Kenya. Public servants take salary cut in new pension plan

Civil servants, teachers and security forces are having to re-organise their budgets after taking a two per cent cut on their January payslips.

The deductions will go towards financing the State workers’ newly introduced mandatory retirement savings plan, known as the Public Service Superannuation Scheme (PSSS). Retired public servants have been receiving lifetime pensions paid directly from the exchequer, but the new scheme will see them now shoulder a portion of the ballooning pension burden that hit Sh109 billion last year.
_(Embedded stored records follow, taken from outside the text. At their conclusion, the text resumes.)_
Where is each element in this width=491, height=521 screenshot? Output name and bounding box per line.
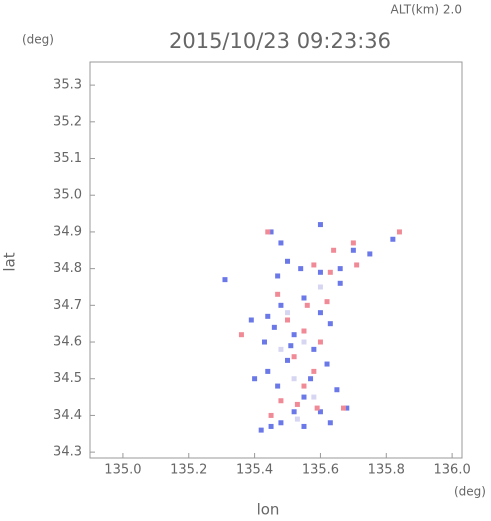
point [317,339,323,345]
x-tick-label: 135.0 [104,463,141,478]
point [275,383,281,389]
point [285,357,291,363]
point [331,247,337,253]
point [265,229,271,235]
point [327,321,333,327]
point [327,269,333,275]
point [301,394,307,400]
point [390,236,396,242]
x-tick-label: 136.0 [434,463,471,478]
point [344,405,350,411]
point [311,368,317,374]
point [367,251,373,257]
point [291,354,297,360]
point [248,317,254,323]
point [350,240,356,246]
x-tick-label: 135.2 [170,463,207,478]
point [354,262,360,268]
y-tick-label: 35.3 [53,78,82,93]
point [278,240,284,246]
point [314,405,320,411]
chart-subtitle: ALT(km) 2.0 [391,3,462,17]
chart-title: 2015/10/23 09:23:36 [169,29,391,53]
point [301,423,307,429]
y-tick-label: 34.7 [53,298,82,313]
point [327,420,333,426]
point [222,277,228,283]
y-tick-label: 34.3 [53,445,82,460]
y-tick-label: 35.0 [53,188,82,203]
point [298,266,304,272]
point [294,416,300,422]
y-tick-label: 34.9 [53,224,82,239]
point [285,310,291,316]
point [275,291,281,297]
x-unit: (deg) [454,485,486,499]
point [337,266,343,272]
point [291,409,297,415]
point [340,405,346,411]
point [268,412,274,418]
point [294,401,300,407]
point [317,409,323,415]
point [317,269,323,275]
point [258,427,264,433]
point [278,420,284,426]
x-tick-label: 135.4 [236,463,273,478]
point [334,387,340,393]
point [238,332,244,338]
point [317,222,323,228]
point [268,423,274,429]
y-tick-label: 34.4 [53,408,82,423]
y-tick-label: 35.1 [53,151,82,166]
point [285,258,291,264]
point [396,229,402,235]
point [317,310,323,316]
point [311,262,317,268]
point [288,343,294,349]
point [301,295,307,301]
point [278,302,284,308]
x-tick-label: 135.6 [302,463,339,478]
point [261,339,267,345]
point [285,317,291,323]
y-tick-label: 34.6 [53,335,82,350]
point [268,229,274,235]
point [301,339,307,345]
point [324,299,330,305]
x-tick-label: 135.8 [368,463,405,478]
point [317,284,323,290]
point [311,394,317,400]
point [311,346,317,352]
point [301,328,307,334]
y-tick-label: 34.5 [53,371,82,386]
point [275,273,281,279]
point [304,302,310,308]
point [278,398,284,404]
point [271,324,277,330]
point [337,280,343,286]
point [308,376,314,382]
y-axis-label: lat [1,252,19,271]
point [278,346,284,352]
point [301,383,307,389]
y-tick-label: 35.2 [53,114,82,129]
point [252,376,258,382]
plot-frame [89,61,463,459]
point [350,247,356,253]
point [324,361,330,367]
point [265,368,271,374]
point [265,313,271,319]
y-tick-label: 34.8 [53,261,82,276]
point [291,376,297,382]
y-unit: (deg) [22,33,54,47]
point [291,332,297,338]
x-axis-label: lon [257,501,280,519]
The public workers’ unions have for years resisted the contributory scheme, leaving taxpayers to shoulder the whole burden of keeping retired civil servants comfortable.

The PSSS Act was assented to on May 9, 2012, but it has never been effected even as the pension pay-outs increased sharply every year. Ticking time bomb The annual pension bill was expected to increase to Sh109 billion starting July from just Sh15 billion in 2002.
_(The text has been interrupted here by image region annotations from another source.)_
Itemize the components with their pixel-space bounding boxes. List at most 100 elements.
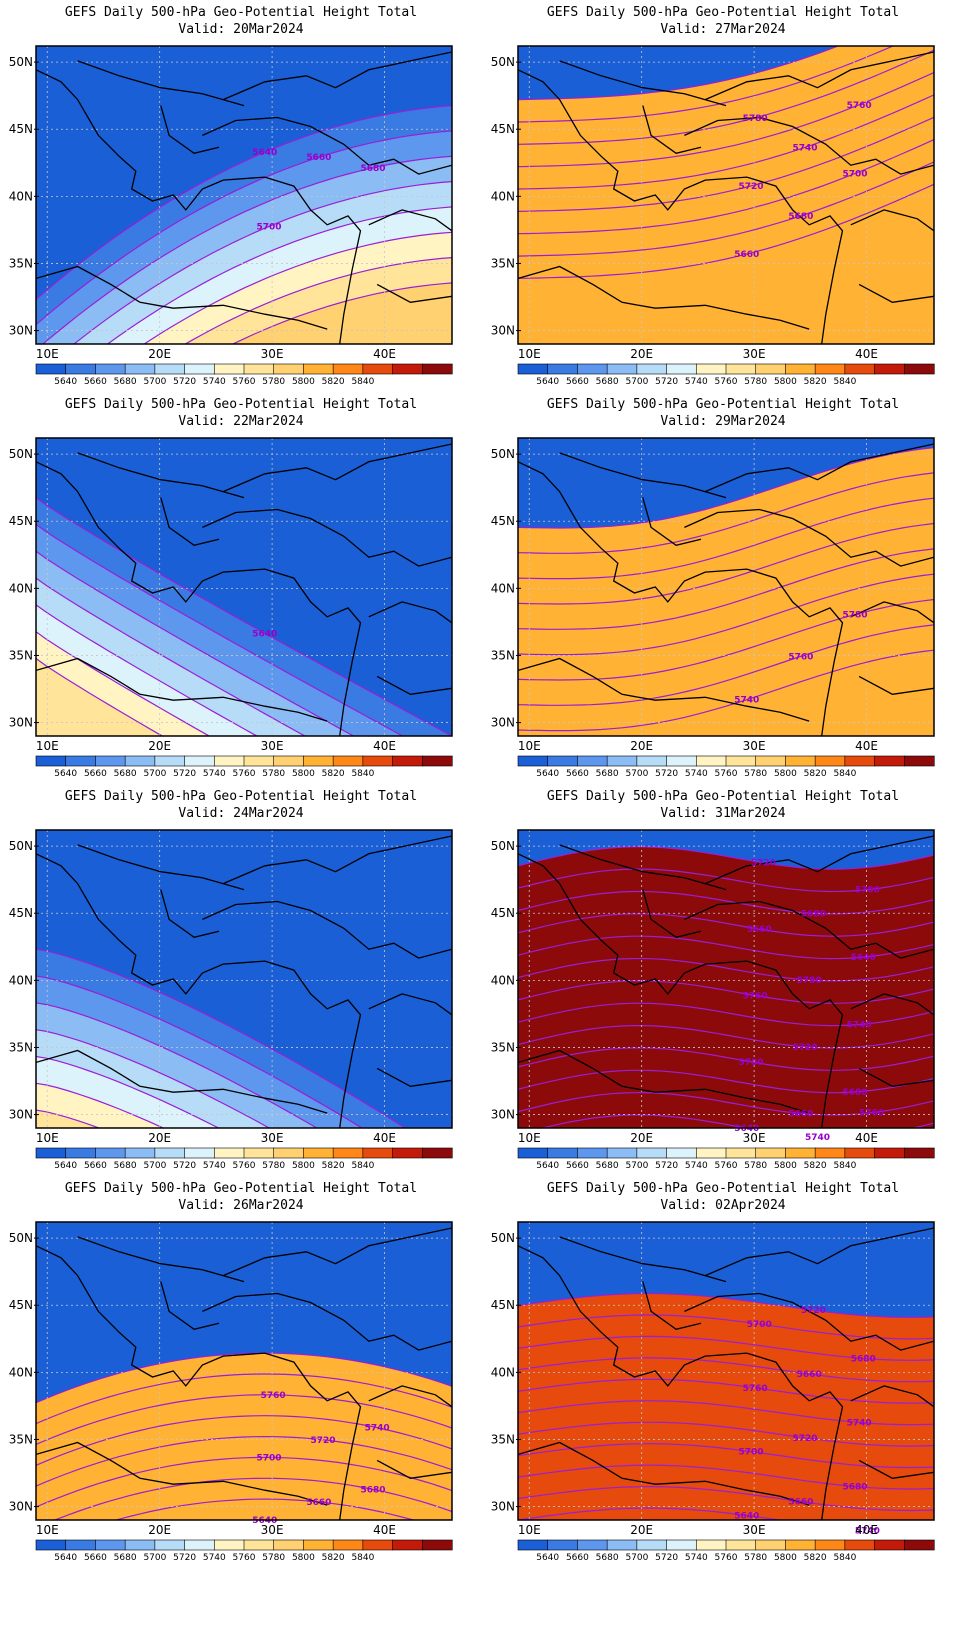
colorbar-label: 5780	[744, 769, 767, 779]
coastline	[368, 1385, 452, 1408]
map-canvas: 5640 5660 5680 5700 5720 5740 5760 50N 45N 40N 35N…	[9, 1221, 453, 1563]
colorbar-swatch	[547, 363, 579, 375]
contour-line	[36, 1373, 452, 1425]
coastline	[559, 844, 727, 891]
colorbar-swatch	[303, 1147, 334, 1159]
height-band	[36, 1083, 164, 1128]
colorbar-label: 5820	[322, 1553, 345, 1563]
contour-line	[518, 868, 934, 893]
latitude-tick-label: 50N	[491, 1231, 515, 1245]
longitude-tick-label: 10E	[518, 347, 541, 361]
colorbar-label: 5820	[322, 1161, 345, 1171]
colorbar-swatch	[636, 1147, 668, 1159]
height-band	[36, 658, 163, 736]
contour-line	[518, 1025, 934, 1049]
colorbar-label: 5680	[114, 1553, 137, 1563]
height-band	[518, 846, 934, 1128]
coastline	[376, 283, 452, 303]
contour-line	[518, 573, 934, 656]
panel-valid-date: Valid: 29Mar2024	[660, 414, 786, 429]
contour-line	[518, 1357, 934, 1383]
contour-label: 5760	[859, 1109, 884, 1119]
longitude-tick-label: 10E	[36, 347, 59, 361]
contour-label: 5640	[252, 1516, 277, 1526]
colorbar-label: 5640	[536, 1553, 559, 1563]
colorbar-label: 5740	[203, 377, 226, 387]
colorbar-swatch	[517, 1147, 549, 1159]
longitude-tick-label: 20E	[148, 347, 171, 361]
latitude-tick-label: 40N	[9, 581, 33, 595]
contour-line	[73, 181, 452, 344]
colorbar-label: 5760	[233, 769, 256, 779]
contour-label: 5660	[734, 250, 759, 260]
coastline	[642, 105, 702, 155]
colorbar-swatch	[636, 755, 668, 767]
colorbar-swatch	[303, 755, 334, 767]
colorbar-label: 5700	[625, 769, 648, 779]
latitude-tick-label: 50N	[9, 839, 33, 853]
coastline	[518, 69, 844, 344]
contour-label: 5780	[743, 114, 768, 124]
coastline	[160, 105, 220, 155]
contour-line	[53, 1477, 452, 1520]
colorbar-label: 5840	[833, 377, 856, 387]
colorbar-swatch	[903, 1539, 935, 1551]
latitude-tick-label: 50N	[9, 1231, 33, 1245]
coastline	[36, 1441, 328, 1506]
contour-line	[518, 497, 934, 580]
coastline	[376, 1459, 452, 1479]
map-panel: GEFS Daily 500-hPa Geo-Potential Height …	[0, 1176, 482, 1586]
colorbar-swatch	[392, 1539, 423, 1551]
colorbar-swatch	[606, 1147, 638, 1159]
colorbar-swatch	[243, 1147, 275, 1159]
colorbar-label: 5700	[143, 769, 166, 779]
colorbar-swatch	[755, 755, 787, 767]
contour-label: 5760	[788, 652, 813, 662]
colorbar-label: 5800	[292, 1553, 315, 1563]
contour-line	[518, 1485, 934, 1512]
latitude-tick-label: 50N	[491, 839, 515, 853]
coastline	[77, 452, 245, 499]
contour-line	[184, 257, 452, 344]
contour-line	[36, 1002, 319, 1128]
colorbar-label: 5820	[804, 377, 827, 387]
colorbar-swatch	[95, 1147, 126, 1159]
contour-line	[518, 116, 934, 212]
colorbar-swatch	[273, 755, 305, 767]
coastline	[684, 1292, 934, 1351]
contour-label: 5660	[788, 1498, 813, 1508]
colorbar-label: 5800	[774, 1161, 797, 1171]
colorbar-label: 5800	[292, 769, 315, 779]
contour-line	[518, 1443, 934, 1469]
colorbar-label: 5780	[262, 1553, 285, 1563]
coastline	[850, 1385, 934, 1408]
latitude-tick-label: 50N	[491, 447, 515, 461]
colorbar-label: 5660	[84, 377, 107, 387]
longitude-tick-label: 40E	[855, 1523, 878, 1537]
contour-label: 5780	[842, 611, 867, 621]
colorbar-swatch	[547, 1539, 579, 1551]
contour-line	[36, 130, 452, 326]
map-frame	[35, 45, 453, 345]
latitude-tick-label: 35N	[9, 1432, 33, 1446]
coastline	[642, 1281, 702, 1331]
colorbar-label: 5760	[233, 1553, 256, 1563]
colorbar-label: 5680	[114, 1161, 137, 1171]
latitude-tick-label: 45N	[9, 122, 33, 136]
coastline	[36, 853, 362, 1128]
colorbar-swatch	[154, 1147, 186, 1159]
contour-label: 5680	[842, 1088, 867, 1098]
colorbar-label: 5700	[625, 377, 648, 387]
colorbar-label: 5720	[173, 377, 196, 387]
colorbar-label: 5660	[84, 769, 107, 779]
colorbar-label: 5740	[685, 377, 708, 387]
height-band	[232, 282, 452, 344]
map-frame	[35, 437, 453, 737]
contour-line	[518, 1507, 784, 1520]
colorbar-label: 5820	[804, 769, 827, 779]
colorbar-swatch	[362, 363, 394, 375]
contour-label: 5720	[751, 859, 776, 869]
coastline	[202, 508, 452, 567]
contour-line	[36, 1055, 220, 1128]
colorbar-label: 5640	[536, 769, 559, 779]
The retirement pay-outs are expected to rise to Sh153 billion by June 2022, a 20 per cent rise, reflecting the growing burden that has been described as a ticking time bomb.

Treasury Cabinet Secretary Ukur Yatani, in his national budget speech last year, announced that the PSSS would become operational in July 2020 but this did not happen. “There is potentially significant risks associated with sustainability of the pension scheme.

The government has not undertaken a full actuarial valuation of the future obligations of its non-contributory defined benefits pension fund scheme,” the IMF warned last year, citing a World Bank study that has estimated this obligation to be close to 30 per cent of GDP.

The Treasury only publishes the amount of money it sets aside to pay retired workers each year. The 2018 IMF Fiscal Monitor report had put the net present value of pension at Sh819 billion.

The two per cent deduction is a phased implementation of the scheme, and is expected to rise to five per cent next year and finally to 7.5 per cent in 2023 to make the transition to a contributory plan complete.

For female employees, the deduction will be a new thing as they have not been contributing to the Widows and Children’s Pension Scheme (WCPS), which their male counterparts do. For men, the WCPS has been discontinued and the amount they previously contributed converted into the PSSS.